Attacking higher education may lead to short-term electoral gains for Governor Ron DeSantis and some Floridian lawmakers. But because the justifications for academic tenure are analogous to the justifications for judicial tenure—and because both derive, in turn, from long-standing American constitutional norms—Florida’s majoritarian attack on academic freedom and tenure, critical race theory, and gender studies is ultimately much more than an attack on so-called wokeism alone.

It’s an attack on one of the checks and balances—the university—our democracy can’t live without.
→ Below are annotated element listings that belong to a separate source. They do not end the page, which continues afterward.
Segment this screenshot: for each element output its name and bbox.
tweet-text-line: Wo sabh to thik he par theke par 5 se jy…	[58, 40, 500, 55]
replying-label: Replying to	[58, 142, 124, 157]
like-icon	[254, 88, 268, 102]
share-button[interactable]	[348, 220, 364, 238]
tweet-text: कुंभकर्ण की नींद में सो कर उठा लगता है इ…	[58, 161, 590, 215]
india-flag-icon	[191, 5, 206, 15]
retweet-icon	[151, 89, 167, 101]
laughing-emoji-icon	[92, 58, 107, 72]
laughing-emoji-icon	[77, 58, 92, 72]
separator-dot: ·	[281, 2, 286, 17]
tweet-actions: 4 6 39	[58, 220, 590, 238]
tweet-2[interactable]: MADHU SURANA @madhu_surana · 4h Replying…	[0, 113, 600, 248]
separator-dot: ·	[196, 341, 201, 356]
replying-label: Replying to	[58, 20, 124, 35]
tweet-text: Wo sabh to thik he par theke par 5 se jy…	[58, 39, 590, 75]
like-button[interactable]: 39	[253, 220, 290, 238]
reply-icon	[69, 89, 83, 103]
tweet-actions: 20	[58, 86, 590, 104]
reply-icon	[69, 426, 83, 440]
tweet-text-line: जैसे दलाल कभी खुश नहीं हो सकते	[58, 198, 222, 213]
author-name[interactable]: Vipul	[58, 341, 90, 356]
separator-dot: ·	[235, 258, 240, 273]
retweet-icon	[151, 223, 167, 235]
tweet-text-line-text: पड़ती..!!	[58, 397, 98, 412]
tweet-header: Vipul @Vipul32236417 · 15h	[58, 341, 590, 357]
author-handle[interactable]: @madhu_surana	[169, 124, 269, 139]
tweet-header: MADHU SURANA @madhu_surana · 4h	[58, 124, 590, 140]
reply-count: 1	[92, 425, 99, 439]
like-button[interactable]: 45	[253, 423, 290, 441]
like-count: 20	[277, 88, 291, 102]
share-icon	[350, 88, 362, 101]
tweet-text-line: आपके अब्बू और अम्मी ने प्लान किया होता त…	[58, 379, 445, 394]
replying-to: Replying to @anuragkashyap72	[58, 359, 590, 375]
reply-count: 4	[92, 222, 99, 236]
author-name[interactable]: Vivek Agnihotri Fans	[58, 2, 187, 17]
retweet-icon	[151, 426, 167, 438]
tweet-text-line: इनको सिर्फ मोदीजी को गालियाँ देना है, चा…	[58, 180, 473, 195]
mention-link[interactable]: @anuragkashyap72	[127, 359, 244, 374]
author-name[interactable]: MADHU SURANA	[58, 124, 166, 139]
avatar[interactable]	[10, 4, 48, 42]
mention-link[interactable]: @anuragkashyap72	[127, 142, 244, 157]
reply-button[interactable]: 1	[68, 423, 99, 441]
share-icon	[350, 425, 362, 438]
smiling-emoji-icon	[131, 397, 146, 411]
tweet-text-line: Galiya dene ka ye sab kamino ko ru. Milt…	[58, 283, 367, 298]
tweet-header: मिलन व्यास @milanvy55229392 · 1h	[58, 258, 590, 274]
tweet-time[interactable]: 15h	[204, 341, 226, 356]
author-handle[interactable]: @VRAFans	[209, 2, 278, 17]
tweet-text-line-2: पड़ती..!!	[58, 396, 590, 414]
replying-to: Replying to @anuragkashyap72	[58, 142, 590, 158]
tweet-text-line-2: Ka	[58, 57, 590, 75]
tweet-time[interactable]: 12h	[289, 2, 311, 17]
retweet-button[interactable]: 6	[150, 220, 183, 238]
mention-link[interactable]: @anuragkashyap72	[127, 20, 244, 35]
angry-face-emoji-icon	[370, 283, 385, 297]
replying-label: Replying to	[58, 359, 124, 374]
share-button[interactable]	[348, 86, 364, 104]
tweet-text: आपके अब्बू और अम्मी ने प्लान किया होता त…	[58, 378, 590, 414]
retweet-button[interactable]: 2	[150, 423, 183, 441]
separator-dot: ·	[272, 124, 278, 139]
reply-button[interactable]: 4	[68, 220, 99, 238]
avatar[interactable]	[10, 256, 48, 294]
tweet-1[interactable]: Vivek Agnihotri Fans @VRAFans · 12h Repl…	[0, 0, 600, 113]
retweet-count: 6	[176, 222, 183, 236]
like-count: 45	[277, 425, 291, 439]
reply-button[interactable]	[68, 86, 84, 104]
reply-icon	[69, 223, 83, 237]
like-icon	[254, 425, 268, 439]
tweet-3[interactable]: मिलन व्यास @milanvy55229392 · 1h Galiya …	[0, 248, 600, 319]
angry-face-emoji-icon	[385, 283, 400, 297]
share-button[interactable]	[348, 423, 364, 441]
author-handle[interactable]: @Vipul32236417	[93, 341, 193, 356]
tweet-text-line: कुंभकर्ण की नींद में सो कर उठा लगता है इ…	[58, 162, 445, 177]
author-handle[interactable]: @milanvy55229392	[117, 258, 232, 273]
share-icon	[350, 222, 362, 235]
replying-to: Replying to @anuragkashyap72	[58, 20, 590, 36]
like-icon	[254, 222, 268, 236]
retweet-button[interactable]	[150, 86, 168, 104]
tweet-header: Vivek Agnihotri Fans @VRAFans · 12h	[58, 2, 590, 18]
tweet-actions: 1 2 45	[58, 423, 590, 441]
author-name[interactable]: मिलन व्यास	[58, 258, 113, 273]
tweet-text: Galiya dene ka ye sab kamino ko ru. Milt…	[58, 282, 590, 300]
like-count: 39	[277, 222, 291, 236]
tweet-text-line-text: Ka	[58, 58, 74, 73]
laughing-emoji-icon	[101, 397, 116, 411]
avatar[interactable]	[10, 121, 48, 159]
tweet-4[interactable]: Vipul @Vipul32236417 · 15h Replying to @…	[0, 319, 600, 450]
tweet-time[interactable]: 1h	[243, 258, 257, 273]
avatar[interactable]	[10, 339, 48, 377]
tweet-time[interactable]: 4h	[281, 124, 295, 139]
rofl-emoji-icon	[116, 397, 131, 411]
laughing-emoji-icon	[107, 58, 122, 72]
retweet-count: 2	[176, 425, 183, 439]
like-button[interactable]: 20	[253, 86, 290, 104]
It’s an attack on an ordered liberty—academic freedom—that’s deeply rooted in our country’s history and traditions. And it’s an attack on one of the most basic principles—lifetime tenure in the service of counter-majoritarianism—of the constitutional tradition that DeSantis et al. purport to hold sacred.

Despite what Florida’s proposed legislation may claim, it hardly then represents “education for citizenship of the constitutional republic.” It isn’t even conservative. It’s the legislative equivalent of cutting off your nose to spite your face.

Some legislators may be tempted to vote for it simply because it seems to give a W to the red team. But consistent originalists will vote against it for a much more substantial reason: it’s a prologue to a farce, a tragedy or perhaps both.

Adam Sitze is the John E. Kirkpatrick 1951 Professor in Law, Jurisprudence and Social Thought at Amherst College.